Après des annonces nombreuses et parfois inquiétantes au printemps 2017, le processus national de révision des BO semble marquer le pas. Pour autant, le travail continue localement, notamment au niveau du futur tour de service lyonnais.

Des annonces à l’emporte pièce du printemps…

Ayant mené une politique de diminution des effectifs ICNA sans trop prendre en compte les besoins opérationnels, la DGAC est confrontée depuis 2014 à une pénurie de contrôleurs dans ses centres en-route, faisant exploser les délais.

Si l’arrêt de la baisse des effectifs a été obtenu dans le cadre du protocole 2016-2019, la gestion des ressources humaines reste un casse-tête. Pendant 4 ans, chaque départ à la retraite sera compensé par un recrutement. Mais compte-tenu du temps de formation initiale, les effectifs opérationnels en salle vont continuer à baisser et ne se stabiliseront qu’en 2021.

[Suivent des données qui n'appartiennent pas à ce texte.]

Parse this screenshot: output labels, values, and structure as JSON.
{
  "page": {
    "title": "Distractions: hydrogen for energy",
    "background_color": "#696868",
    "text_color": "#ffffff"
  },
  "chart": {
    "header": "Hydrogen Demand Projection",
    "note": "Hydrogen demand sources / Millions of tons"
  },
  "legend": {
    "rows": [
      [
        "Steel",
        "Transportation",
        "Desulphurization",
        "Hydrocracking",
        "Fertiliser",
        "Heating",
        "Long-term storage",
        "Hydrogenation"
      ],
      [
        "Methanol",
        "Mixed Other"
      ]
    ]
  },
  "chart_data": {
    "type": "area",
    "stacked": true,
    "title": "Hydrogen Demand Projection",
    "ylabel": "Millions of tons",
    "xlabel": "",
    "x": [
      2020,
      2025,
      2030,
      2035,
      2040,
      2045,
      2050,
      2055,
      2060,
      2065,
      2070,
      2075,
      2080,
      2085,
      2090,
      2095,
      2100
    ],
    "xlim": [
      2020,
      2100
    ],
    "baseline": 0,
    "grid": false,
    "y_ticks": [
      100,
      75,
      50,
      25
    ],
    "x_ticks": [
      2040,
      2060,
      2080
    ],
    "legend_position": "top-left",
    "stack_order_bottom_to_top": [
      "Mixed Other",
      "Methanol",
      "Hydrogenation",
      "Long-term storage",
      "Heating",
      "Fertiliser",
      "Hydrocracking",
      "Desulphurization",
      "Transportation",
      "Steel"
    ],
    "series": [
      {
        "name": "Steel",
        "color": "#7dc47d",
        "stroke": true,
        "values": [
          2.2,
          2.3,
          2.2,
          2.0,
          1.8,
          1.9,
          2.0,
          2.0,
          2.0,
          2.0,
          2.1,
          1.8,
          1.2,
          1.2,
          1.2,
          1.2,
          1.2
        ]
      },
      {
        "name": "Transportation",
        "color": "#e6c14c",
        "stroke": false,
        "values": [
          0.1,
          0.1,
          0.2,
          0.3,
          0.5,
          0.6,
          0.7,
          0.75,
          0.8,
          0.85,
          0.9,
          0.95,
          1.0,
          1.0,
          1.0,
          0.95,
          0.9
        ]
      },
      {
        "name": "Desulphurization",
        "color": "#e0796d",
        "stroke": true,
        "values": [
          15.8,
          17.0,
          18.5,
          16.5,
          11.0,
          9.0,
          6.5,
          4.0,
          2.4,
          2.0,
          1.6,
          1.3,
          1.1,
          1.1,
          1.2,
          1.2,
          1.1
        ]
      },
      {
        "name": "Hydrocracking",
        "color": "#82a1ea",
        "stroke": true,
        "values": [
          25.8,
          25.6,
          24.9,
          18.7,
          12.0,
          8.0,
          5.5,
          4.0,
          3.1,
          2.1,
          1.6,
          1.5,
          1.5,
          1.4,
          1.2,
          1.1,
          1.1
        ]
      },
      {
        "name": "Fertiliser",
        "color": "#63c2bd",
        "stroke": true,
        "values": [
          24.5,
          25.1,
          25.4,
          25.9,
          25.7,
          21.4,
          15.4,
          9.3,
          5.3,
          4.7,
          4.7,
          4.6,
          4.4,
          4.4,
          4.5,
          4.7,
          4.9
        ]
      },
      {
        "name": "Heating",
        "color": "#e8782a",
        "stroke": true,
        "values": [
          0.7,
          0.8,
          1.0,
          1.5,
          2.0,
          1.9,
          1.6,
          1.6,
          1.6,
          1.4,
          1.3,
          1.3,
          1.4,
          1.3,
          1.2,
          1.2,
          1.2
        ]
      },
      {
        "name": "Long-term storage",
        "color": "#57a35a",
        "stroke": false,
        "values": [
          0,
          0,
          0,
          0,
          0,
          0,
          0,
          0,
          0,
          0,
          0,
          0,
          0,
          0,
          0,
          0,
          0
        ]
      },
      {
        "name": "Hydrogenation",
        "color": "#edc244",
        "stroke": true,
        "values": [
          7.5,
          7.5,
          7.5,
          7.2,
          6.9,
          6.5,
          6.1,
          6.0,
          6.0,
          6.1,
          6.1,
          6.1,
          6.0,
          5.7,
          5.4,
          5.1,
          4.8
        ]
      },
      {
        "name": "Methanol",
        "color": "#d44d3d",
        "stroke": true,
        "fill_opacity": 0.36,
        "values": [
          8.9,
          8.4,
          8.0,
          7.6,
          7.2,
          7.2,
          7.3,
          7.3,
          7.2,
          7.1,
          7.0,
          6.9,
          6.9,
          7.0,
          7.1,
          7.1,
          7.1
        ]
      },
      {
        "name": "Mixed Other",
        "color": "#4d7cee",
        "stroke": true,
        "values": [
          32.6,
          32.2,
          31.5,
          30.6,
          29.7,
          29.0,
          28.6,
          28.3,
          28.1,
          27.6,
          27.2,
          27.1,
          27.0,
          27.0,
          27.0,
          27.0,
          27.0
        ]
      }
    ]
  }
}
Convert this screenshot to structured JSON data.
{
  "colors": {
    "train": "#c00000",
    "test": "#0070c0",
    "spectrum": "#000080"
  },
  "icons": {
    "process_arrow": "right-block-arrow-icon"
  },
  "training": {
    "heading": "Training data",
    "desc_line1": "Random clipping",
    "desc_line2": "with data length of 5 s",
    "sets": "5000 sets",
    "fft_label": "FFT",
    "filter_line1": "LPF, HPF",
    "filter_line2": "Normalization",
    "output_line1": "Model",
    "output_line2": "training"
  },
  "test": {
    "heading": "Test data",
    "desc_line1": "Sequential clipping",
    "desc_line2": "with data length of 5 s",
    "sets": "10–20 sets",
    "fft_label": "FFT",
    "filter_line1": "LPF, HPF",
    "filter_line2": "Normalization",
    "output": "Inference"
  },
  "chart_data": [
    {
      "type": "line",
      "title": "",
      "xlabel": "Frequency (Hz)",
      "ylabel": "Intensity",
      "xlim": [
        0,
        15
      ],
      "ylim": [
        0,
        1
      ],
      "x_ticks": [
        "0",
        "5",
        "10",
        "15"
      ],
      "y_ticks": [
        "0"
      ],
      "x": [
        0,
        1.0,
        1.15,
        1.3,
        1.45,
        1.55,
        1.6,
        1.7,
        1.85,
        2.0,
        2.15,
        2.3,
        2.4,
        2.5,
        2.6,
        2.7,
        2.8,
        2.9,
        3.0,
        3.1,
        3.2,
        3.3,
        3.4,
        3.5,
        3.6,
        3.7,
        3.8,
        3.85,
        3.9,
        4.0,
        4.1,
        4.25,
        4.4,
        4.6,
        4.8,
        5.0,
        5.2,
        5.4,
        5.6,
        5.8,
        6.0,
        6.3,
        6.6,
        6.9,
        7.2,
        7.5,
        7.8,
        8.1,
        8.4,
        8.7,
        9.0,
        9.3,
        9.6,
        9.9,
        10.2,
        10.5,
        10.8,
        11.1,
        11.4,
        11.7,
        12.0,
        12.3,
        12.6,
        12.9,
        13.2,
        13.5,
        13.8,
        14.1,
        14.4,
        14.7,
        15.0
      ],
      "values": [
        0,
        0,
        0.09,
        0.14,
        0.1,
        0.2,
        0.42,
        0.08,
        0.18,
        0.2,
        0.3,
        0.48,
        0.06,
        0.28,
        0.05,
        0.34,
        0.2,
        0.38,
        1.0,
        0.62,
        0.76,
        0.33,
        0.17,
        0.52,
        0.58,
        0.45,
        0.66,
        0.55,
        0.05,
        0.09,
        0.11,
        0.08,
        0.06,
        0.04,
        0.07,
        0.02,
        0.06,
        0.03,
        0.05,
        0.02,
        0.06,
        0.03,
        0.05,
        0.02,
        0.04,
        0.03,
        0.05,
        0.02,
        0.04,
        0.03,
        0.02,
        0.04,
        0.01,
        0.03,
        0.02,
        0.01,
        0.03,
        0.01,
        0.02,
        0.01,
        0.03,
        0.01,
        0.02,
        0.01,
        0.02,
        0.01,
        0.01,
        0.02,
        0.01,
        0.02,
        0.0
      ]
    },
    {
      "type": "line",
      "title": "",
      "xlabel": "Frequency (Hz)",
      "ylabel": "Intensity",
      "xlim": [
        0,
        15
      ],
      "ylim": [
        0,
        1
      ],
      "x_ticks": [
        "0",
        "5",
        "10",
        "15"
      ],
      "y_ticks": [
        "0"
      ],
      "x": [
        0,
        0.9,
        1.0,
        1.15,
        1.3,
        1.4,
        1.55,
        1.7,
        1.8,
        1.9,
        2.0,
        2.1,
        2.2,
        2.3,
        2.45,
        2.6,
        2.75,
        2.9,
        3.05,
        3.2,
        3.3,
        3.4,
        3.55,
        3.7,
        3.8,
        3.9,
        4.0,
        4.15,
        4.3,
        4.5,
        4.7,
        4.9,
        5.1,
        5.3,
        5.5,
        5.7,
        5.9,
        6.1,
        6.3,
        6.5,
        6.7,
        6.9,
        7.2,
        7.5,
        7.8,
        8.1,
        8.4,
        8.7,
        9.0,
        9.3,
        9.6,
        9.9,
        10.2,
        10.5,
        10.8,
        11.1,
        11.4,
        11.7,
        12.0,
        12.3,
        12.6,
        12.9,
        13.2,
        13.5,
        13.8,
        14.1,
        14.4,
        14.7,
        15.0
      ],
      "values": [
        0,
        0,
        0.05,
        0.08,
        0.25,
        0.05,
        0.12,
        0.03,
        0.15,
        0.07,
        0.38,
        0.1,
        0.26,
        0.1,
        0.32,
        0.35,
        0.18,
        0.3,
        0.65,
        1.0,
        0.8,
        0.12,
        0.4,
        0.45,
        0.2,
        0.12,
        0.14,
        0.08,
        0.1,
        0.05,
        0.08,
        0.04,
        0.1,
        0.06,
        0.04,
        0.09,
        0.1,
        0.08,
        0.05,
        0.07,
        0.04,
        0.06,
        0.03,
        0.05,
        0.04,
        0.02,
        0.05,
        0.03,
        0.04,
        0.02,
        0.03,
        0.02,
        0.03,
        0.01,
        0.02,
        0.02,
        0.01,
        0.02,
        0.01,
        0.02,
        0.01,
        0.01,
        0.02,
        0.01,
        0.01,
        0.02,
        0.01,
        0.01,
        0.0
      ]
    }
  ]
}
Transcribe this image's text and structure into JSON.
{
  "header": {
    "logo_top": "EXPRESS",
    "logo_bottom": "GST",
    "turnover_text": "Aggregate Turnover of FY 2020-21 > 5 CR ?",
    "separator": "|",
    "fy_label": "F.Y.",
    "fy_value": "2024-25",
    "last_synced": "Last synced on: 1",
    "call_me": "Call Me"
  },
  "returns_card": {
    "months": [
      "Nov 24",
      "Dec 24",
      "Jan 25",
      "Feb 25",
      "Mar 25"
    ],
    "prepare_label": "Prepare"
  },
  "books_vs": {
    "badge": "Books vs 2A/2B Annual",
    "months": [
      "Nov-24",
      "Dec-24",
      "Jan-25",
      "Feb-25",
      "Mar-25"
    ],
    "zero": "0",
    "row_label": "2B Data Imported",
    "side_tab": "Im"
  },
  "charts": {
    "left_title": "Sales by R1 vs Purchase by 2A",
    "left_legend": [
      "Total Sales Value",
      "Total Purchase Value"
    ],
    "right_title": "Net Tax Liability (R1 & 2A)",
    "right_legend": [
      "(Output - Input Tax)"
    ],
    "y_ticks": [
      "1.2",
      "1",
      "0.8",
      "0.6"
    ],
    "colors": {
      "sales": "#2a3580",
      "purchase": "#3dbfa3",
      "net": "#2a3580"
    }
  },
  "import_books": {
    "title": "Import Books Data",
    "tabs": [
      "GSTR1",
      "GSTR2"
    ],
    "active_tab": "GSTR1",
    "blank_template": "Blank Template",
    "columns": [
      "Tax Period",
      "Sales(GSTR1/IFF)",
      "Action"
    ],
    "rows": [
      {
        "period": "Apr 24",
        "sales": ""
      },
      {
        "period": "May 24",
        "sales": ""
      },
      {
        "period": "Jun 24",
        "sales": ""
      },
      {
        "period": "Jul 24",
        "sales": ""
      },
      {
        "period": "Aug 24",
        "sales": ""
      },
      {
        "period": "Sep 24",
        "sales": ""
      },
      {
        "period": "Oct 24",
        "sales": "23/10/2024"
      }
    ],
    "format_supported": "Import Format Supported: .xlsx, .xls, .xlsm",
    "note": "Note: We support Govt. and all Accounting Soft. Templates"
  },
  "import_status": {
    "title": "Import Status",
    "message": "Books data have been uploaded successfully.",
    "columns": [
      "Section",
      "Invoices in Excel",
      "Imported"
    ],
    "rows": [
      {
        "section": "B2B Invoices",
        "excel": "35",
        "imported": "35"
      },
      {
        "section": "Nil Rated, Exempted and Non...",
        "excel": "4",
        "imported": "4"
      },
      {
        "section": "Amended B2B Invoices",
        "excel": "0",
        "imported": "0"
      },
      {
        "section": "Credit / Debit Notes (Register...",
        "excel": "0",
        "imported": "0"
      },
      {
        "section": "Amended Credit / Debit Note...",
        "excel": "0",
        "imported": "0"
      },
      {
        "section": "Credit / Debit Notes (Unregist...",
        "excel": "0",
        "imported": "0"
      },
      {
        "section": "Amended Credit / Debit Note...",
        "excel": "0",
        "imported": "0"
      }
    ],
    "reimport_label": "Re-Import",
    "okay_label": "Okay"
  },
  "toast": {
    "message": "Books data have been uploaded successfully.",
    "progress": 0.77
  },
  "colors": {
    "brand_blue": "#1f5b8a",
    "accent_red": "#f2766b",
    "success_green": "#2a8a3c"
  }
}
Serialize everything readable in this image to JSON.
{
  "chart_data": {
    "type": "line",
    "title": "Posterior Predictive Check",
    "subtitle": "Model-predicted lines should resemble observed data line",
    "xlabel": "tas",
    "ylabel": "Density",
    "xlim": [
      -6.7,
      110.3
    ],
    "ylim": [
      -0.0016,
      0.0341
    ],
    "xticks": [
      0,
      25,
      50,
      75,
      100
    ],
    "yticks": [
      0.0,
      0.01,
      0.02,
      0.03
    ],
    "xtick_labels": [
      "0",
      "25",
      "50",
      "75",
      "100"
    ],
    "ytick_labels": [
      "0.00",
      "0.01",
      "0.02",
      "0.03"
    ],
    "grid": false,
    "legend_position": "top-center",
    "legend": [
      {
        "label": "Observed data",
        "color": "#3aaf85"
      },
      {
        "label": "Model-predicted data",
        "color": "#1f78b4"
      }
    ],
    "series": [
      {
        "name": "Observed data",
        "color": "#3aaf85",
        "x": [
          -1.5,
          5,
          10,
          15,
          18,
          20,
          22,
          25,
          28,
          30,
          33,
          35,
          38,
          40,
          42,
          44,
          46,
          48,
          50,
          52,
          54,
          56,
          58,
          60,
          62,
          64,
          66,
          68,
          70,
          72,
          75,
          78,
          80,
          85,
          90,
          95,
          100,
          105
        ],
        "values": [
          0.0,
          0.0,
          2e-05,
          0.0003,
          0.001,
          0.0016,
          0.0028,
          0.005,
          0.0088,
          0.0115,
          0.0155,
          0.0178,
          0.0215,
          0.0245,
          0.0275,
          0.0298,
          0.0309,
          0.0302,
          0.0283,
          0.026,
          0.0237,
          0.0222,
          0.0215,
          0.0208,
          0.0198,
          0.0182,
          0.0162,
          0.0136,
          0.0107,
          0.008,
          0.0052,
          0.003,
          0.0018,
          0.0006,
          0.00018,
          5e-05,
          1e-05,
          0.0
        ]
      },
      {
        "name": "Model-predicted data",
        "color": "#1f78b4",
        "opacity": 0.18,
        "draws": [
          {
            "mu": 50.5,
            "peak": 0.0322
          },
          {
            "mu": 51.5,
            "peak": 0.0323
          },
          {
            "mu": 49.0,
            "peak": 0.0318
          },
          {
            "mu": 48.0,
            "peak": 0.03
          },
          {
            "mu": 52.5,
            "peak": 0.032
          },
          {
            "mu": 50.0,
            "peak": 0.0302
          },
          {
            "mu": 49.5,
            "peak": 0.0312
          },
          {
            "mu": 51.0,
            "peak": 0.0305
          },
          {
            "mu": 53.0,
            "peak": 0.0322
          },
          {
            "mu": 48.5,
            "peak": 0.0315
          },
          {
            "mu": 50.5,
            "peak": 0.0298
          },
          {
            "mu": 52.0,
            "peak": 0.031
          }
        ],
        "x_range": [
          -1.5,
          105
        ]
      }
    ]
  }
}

Pour limiter la casse, la DSNA a demandé, en contrepartie de la stabilisation des effectifs, l’ouverture d’un GT protocolaire (GT 8) devant discuter des modalités de calcul et de révision des besoins opérationnels (BO) des centres. Ce GT doit permettre de déterminer quelles seront les règles permettant de calculer l’effectif nécessaire afin d’armer les positions prévues par le schéma d’armement d’un centre. La tentation est cependant grande pour l’administration de se servir de ce GT 8 pour redéployer à marche forcée une partie des effectifs des approches vers les centres en-route, les délais en approche étant moins voyants et surtout moins coûteux. Ce fut notamment le cas à Lyon où, fin mars 2017, s’appuyant sur les seules statistiques d’ouverture des secteurs, la direction des opérations avait « trouvé » un nouveau BO de 60 PC.

… au travail des GT d’automne

Avant même cette première « proposition », le SNCTA avait mené un important travail afin que l’administration prenne conscience qu’un schéma d’armement ne peut pas être déterminé uniquement dans un bureau parisien sur la base de fichiers Excel. En analysant l’historique des ouvertures de position, du niveau d’occupation de fréquence et de la demande de trafic sur plusieurs années, nous avons élaboré des propositions concernant l’armement des secteurs lyonnais. Ce travail a été repris dans un cadre intersyndical large, les OS proposant un schéma d’armement aboutissant à un BO de 80.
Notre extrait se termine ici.